Barınma; insanların gündelik ihtiyaçlarını giderdikten sonra iklim koşullarından; soğuk, sıcak, kar ve yağmurdan korunmak için sığındığı sağlıklı ve güvenli alanlar olarak tanımlanabilir. Barınmak sadece iklimsel olarak ele alındığında eksik kalır. İnsanların günümüzde güvenli ve kameralar ile izlenen, ayrıca sıcak- soğuk iklimlendirilmesi yapılmış, ileri teknoloji barınma mekânlarına sahip olabilirler hatta bu mekânların yalnız başına konforlu olduğuna da inanabilirler. Sağlıklı yaşam ve organik beslenme çözülemediğinde, tam anlamıyla sağlıklı mekânlar tasarladığımız söylenemez. Günümüz sağlık problemlerinin başında hareketsiz yaşam, beslenmeye bağlı sağlık problemleri gelmektedir. Bu problemler oluştuktan sonra çözümün tıpta aranması normaldir. Önemli olan bu safhaya gelmeden çözüm üretmek, yapılan analizlerin sonucundan geleceği tahmin etmek, buna bağlı sağlığımızı iyi yönde etkileyecek ortamlar tasarlamaktır. Tasarlanacak barınma mekânları doğal yaşama önem veren, toprakla temas sağlayan, kendine yetecek kadar organik sebze ve meyve üreten özellikte olmalıdır. Doğal yaşam ve organik beslenmenin mevcut şehirlerin kaos ortamında başarılması imkansız görünmektedir. Doğal yaşam ve barınma ancak mimari ile çözülebilir. Aksi takdirde organik beslenme ve doğal yaşam, varlıklı kişilerin ulaşabildiği tercihlere dönüşebilir. Tek başına barınmayı ve tüketmeyi hedeflediğimizde, günümüz şehirlerine dönüşmektedir.

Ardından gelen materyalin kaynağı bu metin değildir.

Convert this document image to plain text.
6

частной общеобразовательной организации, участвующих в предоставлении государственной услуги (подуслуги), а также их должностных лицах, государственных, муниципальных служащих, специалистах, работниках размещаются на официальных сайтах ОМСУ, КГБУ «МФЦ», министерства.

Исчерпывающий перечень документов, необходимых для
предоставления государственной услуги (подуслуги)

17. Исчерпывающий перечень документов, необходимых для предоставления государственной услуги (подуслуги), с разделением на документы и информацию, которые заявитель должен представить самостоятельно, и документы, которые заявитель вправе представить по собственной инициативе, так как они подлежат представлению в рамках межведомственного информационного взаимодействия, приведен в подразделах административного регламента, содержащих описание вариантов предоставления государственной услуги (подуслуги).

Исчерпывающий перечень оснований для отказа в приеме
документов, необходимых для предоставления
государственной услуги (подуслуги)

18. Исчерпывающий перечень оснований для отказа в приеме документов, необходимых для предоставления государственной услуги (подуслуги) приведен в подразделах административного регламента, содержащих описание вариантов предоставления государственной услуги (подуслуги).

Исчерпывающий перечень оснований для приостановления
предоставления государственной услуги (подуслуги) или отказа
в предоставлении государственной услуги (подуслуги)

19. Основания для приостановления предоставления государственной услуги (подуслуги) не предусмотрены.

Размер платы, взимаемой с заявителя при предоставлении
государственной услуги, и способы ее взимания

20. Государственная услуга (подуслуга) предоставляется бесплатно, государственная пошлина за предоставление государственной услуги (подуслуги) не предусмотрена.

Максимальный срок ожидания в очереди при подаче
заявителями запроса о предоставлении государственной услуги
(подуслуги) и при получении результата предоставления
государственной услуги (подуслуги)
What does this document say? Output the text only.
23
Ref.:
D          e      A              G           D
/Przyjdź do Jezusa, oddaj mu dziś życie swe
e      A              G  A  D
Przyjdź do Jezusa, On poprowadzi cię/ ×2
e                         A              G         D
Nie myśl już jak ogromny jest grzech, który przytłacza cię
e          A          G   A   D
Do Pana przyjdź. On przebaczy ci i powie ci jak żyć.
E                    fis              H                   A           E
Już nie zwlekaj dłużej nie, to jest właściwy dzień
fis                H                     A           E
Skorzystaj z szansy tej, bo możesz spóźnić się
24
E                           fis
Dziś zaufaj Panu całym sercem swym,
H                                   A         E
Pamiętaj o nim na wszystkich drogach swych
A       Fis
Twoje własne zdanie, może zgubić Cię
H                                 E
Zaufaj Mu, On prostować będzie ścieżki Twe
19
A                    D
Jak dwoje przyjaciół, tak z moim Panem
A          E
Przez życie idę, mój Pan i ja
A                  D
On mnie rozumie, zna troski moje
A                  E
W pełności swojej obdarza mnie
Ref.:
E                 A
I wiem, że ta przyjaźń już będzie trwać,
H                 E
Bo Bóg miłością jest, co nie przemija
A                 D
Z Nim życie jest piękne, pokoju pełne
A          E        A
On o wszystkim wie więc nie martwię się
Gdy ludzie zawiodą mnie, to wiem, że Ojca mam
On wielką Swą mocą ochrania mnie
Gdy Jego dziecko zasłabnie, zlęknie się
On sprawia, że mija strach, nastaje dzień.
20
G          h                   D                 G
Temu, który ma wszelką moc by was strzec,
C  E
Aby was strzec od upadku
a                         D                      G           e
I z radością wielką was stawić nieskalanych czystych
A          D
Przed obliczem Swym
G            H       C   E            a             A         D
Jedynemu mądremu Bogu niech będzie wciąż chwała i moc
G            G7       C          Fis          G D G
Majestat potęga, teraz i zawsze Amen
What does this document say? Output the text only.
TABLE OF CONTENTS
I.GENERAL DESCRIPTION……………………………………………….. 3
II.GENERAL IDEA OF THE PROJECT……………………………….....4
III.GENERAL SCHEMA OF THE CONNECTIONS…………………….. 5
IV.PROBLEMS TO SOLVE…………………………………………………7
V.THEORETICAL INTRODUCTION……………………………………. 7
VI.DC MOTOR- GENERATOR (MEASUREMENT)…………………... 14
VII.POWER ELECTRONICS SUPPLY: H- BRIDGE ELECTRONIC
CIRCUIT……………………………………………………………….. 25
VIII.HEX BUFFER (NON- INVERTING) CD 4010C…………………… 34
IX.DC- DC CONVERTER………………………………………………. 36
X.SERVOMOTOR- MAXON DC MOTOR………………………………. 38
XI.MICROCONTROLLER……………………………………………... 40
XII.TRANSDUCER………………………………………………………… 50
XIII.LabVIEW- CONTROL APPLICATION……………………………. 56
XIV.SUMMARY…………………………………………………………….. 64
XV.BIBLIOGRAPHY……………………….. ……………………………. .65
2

Barınma, evrensel insan hakkı olduğu gibi, sağlıklı ve organik beslenme de barınmanın bir parçası ve önemlidir.

İnsanlık tarihini göz önünde bulundurduğumuzda mekânın oluşturulma amaçlarının zaman içinde değişime uğradığını görmekteyiz. Önceleri barınma ihtiyacını karşılamak için düzenlenen mekân, zamanla bu amacına yenilerini katmıştır. Yaşam alanı olan mekân hayatı, eşyaların yanında süs, dekorasyon amaçlı objelerin sergilendiği alanlar halini aldı. Hatta yıllar içinde sınıf farkları oluştukça, bu farkın göstergelerinden biri haline geldi. Kapitalist sistemin etkisiyle barınma, yaşam alanı anlamını yitirmiş vaziyettedir. Mekân; para biriktirme aracı, rant kaynağı, eşya ile kendini gösterme biçimine dönüşmüş durumdadır.

Küresel insanlık ailesinin bir ferdi olarak doğaya saygılı, adaletli davranan, yaşadığımız dünyada, gelecek nesillerin de dünya kaynaklarında haklarının olduğunun bilincinde barınaklar tasarlayan, farkındalığı yüksek tasarımcıların yetişmesine ortam sağlamak gerekir.

Mekân ve Konfor

Yaşadığımız mekânları yaşanılır kılmakla yükümlü olduğumuz düşünülürse, bu yükümlülüğü görmezden gelirsek kendimizle ilgili başka sorunları da görmezden gelmiş oluruz. Mekân oluşturulurken işlevselliği, aile fertlerinin yaşantısına uygunluğu, ekolojik ve ekonomik olması gibi unsurlar öncelik taşımalıyken; mekânda sadece konfor aramak, insana ait başka sorunlara sebep olmaktadır. Günümüz dünyasında konfor arayışları, rahatlık daha fazla üretim ve tüketim için bütün şartları oluşturma şeklinde anlaşılmaktadır. Konforun sürdürülebilir olmadığını; mimaride, tarımda ve ekolojik dengenin bozulmasından anlıyoruz. Konforun yeniden tanımlanmasına ihtiyaç vardır.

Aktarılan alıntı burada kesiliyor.